Saturday, October 1, 2011

Helen of Sparta - What Homer's Helen Tells Us About Sparta

Raphael Sealey in his study Women and Law in Classical Greece (Chapel Hill: 1990) makes a strong case that the marriage customs and status of women as portrayed in the works of Homer are incompatible with customs in classical Athens. He argues that: “The Athenian and Homeric concepts of marriage are so markedly different that one cannot have developed from the other.” (p. 126)
 
Sealey furthermore argues that the depiction of Helen in both the Iliad and the Odyssey is not the evil, vain, greedy and sex-crazed Helen of Athenian theater but a dignified princess/queen and a wise woman. In the Iliad, Priam honors her, calling her “dear child,” while Hektor, the paragon of Homeric virtue, shows her courtesy and respect. Most important, Menelaos takes her back to be his Queen. In the Odyssey, Helen is depicted in Sparta apparently enjoying the respect of the entire population and providing wise advice to her husband. It is striking that such a portrayal of Helen is consistent with Spartan tradition, where Helen was honored alongside Menelaos, temples were built to her and an annual holiday was celebrated in her honor.
 
One particularly intriguing aspect of the Helen portrayed by Homer in the Odyssey is that she, like Gorgo, is shown to be cleverer than the men around her! She is the first to recognize Telemachos (Odyssey 4:138:32), and it is Helen who deciphers the significance of an eagle carrying a goose (Odyssey 15:160:78).
 
This begs the question if Homeric traditions with respect to women had a stronger influence on Sparta, particularly Archaic and pre-revolutionary Sparta, than they did on Athens. Is it possible that Doric traditions generally owed more to the world described in the works of Homer than did Ionian traditions? Admittedly, we do not know just what society the Iliad and Odyssey actually describe and many argue that the world of Homer, like Homer himself, is completely fictional. Yet repeatedly, archeological evidence has come to light that verifies elements of the great epics previously dismissed as “fiction” (e.g. helmets with boars tusks).
 
We know that women in Sparta enjoyed exceptional freedom and status compared, particularly, to women in Athens. While this difference is traditionally attributed to the laws of Lycurgus, it is unreasonable to presume that something as fundamental as attitudes toward women would change over night.
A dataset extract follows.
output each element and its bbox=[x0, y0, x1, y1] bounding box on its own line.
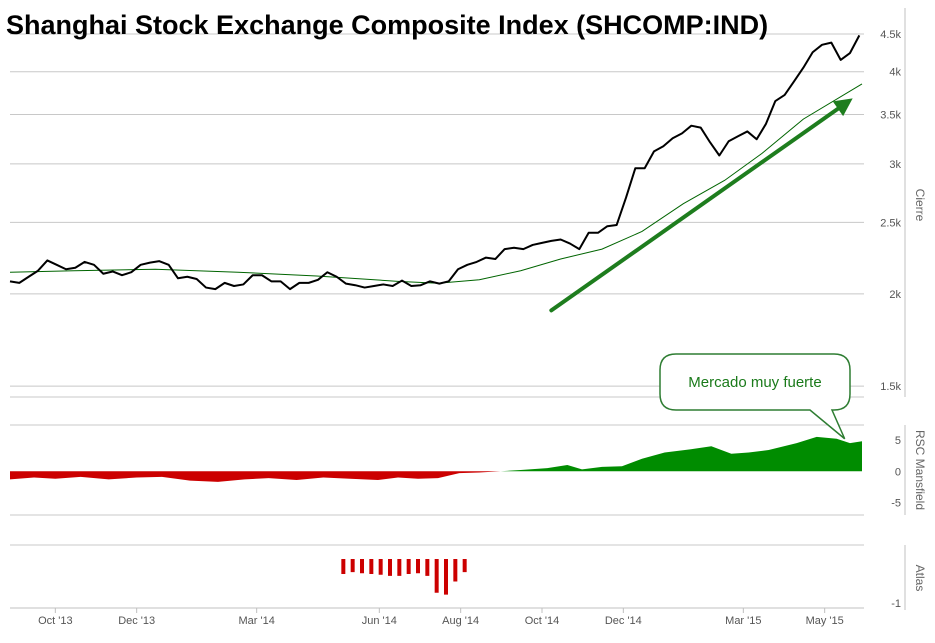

It is far more likely that women in Sparta already enjoyed higher status and that the revolution in Sparta that followed the First Messenian War only codified, institutionalized and developed to new levels pre-existing tendencies. The fact that Cretan women, Achaian women and women in Gortyn also had notably more freedom and status than women in classical Athens is further evidence that at least in Doric societies there was a wider, pre-classical tradition which contrasted sharply to the misogynous practices and laws of classical Athens.
 
It would be interesting to know if Doric traditions differed markedly to Ionic traditions in other spheres as well – and equally intriguing to investigate to what extent (if any) Ionic traditions were influenced by Asiatic customs. Is it possible that Athenian misogyny had more to do with the influence of the East – of Babylon and Persia – than with the roots of Greek civilization? Was Sparta’s comparatively greater respect for women perhaps more genuinely “Greek/Hellenic”?